Airborne GPS, 1996

The paper gives the theory of airborne GPs related to Photogrammetry and the results of a self calibration used to validate the theory. Accordingly, no ground control points are required for mapping using a strip or block of photographs provided the site is within 10 Km of the calibration site.

Using Scanning Lasers for Real-Time Pavement Thickness Measurement, TR-538, 2006

Due to limited budgets and reduced inspection staff, state departments of transportation (DOTs) are in need of innovative approaches for providing more efficient quality assurance on concrete paving projects. The goal of this research was to investigate and test new methods that can determine pavement thickness in real time. Three methods were evaluated: laser scanning, ultrasonic sensors, and eddy current sensors. Laser scanning, which scans the surface of the base prior to paving and then scans the surface after paving, can determine the thickness at any point. Also, scanning lasers provide thorough data coverage that can be used to calculate thickness variance accurately and identify any areas where the thickness is below tolerance. Ultrasonic and eddy current sensors also have the potential to measure thickness nondestructively at discrete points and may result in an easier method of obtaining thickness. There appear to be two viable approaches for measuring concrete pavement thickness during the paving operation: laser scanning and eddy current sensors. Laser scanning has proved to be a reliable technique in terms of its ability to provide virtual core thickness with low variability. Research is still required to develop a prototype system that integrates point cloud data from two scanners. Eddy current sensors have also proved to be a suitable alternative, and are probably closer to field implementation than the laser scanning approach. As a next step for this research project, it is suggested that a pavement thickness measuring device using eddy current sensors be created, which would involve both a handheld and paver-mounted version of the device.

Airborne GPS Final Report, HR-359, 1995

The objective of this project was to use a Global Positioning System (GPS) to determine the aerial camera location and orientation that best facilitated mapping done from aerial photographs without any ground control. Four test flights were conducted. The first test flight was performed in June 1993 at St. Louis, with the objective of testing the multiantenna concept using two antenna on the aircraft. The second test in August 1993 was conducted over the Iowa State University (ISU) campus at Ames.

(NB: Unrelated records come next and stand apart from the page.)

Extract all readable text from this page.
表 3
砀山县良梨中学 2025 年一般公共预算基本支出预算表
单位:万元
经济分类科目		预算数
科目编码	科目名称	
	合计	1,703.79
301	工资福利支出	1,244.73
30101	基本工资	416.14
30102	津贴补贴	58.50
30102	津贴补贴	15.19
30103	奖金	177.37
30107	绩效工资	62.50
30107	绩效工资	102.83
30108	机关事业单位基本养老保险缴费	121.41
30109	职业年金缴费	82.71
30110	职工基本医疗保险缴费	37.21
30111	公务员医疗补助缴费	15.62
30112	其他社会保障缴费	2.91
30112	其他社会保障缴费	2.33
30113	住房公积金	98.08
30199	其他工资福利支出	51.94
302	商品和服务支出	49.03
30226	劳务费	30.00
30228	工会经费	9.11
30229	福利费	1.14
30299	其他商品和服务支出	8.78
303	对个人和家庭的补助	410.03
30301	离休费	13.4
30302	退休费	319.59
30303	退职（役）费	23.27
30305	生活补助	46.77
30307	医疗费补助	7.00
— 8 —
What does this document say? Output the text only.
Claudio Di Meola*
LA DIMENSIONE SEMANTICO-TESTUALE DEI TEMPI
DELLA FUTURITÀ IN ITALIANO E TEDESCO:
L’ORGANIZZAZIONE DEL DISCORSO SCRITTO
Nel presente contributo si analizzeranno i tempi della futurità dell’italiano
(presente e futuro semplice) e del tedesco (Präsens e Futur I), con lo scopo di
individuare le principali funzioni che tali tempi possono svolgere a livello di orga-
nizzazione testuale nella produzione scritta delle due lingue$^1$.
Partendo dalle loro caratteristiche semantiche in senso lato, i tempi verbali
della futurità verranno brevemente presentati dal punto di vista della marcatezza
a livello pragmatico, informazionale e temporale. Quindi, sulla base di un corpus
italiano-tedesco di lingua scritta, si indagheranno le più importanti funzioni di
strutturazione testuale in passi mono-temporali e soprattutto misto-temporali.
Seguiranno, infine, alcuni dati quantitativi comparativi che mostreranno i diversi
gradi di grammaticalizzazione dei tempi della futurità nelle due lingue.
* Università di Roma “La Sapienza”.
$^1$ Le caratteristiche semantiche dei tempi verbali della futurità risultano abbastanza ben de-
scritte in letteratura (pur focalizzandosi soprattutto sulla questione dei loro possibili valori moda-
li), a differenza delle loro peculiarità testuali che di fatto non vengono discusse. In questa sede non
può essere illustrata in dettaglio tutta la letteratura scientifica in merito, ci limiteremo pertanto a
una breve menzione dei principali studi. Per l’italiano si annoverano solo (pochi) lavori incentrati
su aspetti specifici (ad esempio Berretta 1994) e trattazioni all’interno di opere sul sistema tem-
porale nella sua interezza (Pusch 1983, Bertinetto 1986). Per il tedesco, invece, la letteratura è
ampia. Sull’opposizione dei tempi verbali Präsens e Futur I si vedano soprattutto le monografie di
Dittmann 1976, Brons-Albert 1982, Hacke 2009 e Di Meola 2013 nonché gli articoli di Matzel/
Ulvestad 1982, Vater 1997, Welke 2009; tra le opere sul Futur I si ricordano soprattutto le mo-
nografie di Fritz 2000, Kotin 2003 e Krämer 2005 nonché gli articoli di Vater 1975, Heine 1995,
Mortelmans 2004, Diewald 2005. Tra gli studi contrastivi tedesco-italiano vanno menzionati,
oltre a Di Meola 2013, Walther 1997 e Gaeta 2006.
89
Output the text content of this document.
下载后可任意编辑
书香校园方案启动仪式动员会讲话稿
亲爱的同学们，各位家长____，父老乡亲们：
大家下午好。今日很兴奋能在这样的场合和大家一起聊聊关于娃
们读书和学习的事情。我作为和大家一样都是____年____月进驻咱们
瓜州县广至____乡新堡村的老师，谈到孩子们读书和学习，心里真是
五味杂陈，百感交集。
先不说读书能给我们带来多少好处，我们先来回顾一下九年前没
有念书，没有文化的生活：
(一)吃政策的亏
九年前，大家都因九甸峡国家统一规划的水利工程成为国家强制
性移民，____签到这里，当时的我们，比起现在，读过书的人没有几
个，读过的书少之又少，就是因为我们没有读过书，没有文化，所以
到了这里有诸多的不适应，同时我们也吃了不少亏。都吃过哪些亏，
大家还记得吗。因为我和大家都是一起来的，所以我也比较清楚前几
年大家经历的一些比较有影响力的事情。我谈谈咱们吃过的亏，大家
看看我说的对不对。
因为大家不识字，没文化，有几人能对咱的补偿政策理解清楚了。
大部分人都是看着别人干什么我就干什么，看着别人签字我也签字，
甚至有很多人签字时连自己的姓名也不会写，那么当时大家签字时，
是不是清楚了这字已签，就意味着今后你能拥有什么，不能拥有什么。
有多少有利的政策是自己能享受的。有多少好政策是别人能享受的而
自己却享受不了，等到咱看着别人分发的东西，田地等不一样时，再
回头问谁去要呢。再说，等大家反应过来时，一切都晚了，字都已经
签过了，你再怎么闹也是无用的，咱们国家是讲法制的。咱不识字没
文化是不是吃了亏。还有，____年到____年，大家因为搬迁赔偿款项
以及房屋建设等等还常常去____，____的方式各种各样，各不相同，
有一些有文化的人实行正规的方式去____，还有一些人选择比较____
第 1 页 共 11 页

This flight evaluated the use of GPS for pinpoint navigation. The third test flight over St. Louis was flown in October 1993, with four antenna on aircraft; its objective was to evaluate the 3DF GPS receiver and the antenna locations. On the basis of the results of these three tests, a final test flight over the Mustang Project area in Ames and the ISU campus was conducted in June 1994. Analysis of these data showed that airborne GPS can be used (1) in pinpoint navigation with an accuracy of 25 m or better, (2) to determine the location of the camera nodal point with an accuracy of 10 cm or better, and (3) to determine the orientation angles of the camera with an accuracy of 0.0001 radians or better. In addition, the exterior orientation elements determined by airborne GPS can be used to rectify aerial photos, to produce orthophotos, and in direct stereo plotting. Further research is recommended in these areas to maximize the use of airborne GPS. The report is organized in the following chapters: (1) Introduction; (2) Photogrammetry and Kinematic GPS; (3) Analysis of First Test; (4) Analysis of Second Test; (5) Analysis of Third Test; (6) Analysis of Final Test; (7) Applications of Airborne GPS; and (8) Conclusion and Recommendation.

Correlation of the Roughometer to the High-Speed Laser Profiler, MLR-97-7, 1997

The Iowa Department of Transportation has been using the Bureau of Public Roads (BPR) Roughometer as part of its detour analysis process for more than 20 years. Advances in technology have made the BPR Roughometer obsolete for ride quality testing. High-speed profilers that can collect the profile of the road at highway speeds are the standard ride instruments for determining ride quality on pavements. The objective of the project was to develop a correlation between the BPR Roughometer and the high-speed laser South Dakota type Profiler (SD Profiler). Nineteen pavement sections were chosen to represent the range of types and conditions for detours. Three computer simulation models were tested on the profiler profiles. The first model is the International Ride Index (IRI) which is considered the standard index for reporting ride quality in the United States. The second model is the Ride Number (RN) developed by the University of Michigan Transportation Research Institute and the third model used is a quarter-car simulation of the BPR Roughometer (ASTM E-1170) which should match the speed and range of roadway features experienced by Iowa's BPR Roughometer Unit. The BPR Roughometer quarter-car model provided the best overall correlation with Iowa's BPR Roughometer.